Rights and obligations that arise upon separation
Once a married couple separates, there are five basic rights that arise. First, you can apply to equalize net family property or, on an interim basis, apply to obtain possession of property or to preserve property. Secondly, you can apply for financial support for yourself and your children. Thirdly, you can apply for custody of the children. Fourthly, you can apply for visitation rights. Fifthly, you can apply to live in the family home without your spouse even if you are not the one who owns it. Obtaining an order that would require your spouse to live somewhere else is called “an order for exclusive possession” and is mainly used for spouses who are experiencing abusive situations.

What property can you take?
When a married couple separates, the spouses will need to know what they are each entitled to. Ordinarily, separating couples will agree on the personal property to which each is entitled. In the absence of agreement each spouse is entitled to take anything that he or she owned before the marriage. It is important to remember that ordinarily the Family Law Act of Ontario does not change rights of ownership in respect of either personal property or any other asset. For example, bank accounts owned by each spouse will remain their separate property. Ordinarily the proceeds of a joint bank account will be divided.

Usually when spouses separate they will sell or otherwise dispose of their matrimonial home. Generally speaking, the equity in the home at the time of separation is treated as belonging to both spouses regardless of whose name is on the title. For example, if the house is registered in the name of the husband alone, the equity in the home will still belong to both spouses. This does not require the owning spouse to sell the home and, indeed, any post-separation increase belongs to the owning spouse who also assumes the risk of any decline in value.

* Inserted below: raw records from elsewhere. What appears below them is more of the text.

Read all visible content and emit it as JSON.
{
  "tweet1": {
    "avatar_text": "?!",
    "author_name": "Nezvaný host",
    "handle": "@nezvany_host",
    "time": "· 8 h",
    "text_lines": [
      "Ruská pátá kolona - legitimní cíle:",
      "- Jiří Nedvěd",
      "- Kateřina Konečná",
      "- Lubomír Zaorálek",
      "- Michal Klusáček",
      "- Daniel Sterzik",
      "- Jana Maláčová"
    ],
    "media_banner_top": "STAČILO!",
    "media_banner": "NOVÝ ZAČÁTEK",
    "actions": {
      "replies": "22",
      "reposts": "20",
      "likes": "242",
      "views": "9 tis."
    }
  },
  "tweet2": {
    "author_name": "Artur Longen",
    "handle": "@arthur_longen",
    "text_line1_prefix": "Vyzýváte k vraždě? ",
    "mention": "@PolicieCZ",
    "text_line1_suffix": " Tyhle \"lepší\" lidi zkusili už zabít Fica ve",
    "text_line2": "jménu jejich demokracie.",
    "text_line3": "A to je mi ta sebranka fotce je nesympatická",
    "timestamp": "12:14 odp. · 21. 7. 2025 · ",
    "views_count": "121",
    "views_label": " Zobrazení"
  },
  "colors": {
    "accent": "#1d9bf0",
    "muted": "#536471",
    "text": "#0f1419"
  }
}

There are occasions when one spouse may leave the matrimonial home while the other remains. Under certain circumstances the court can order that the contents of the home remain in the home until the matrimonial affairs have been settled. In the absence of a court order it is not unusual for a parent departing with a child to take whatever possessions are necessary to look after the child. If you are about to separate or have recently separated, a lawyer can help you understand your legal rights and ensure that your interests are protected.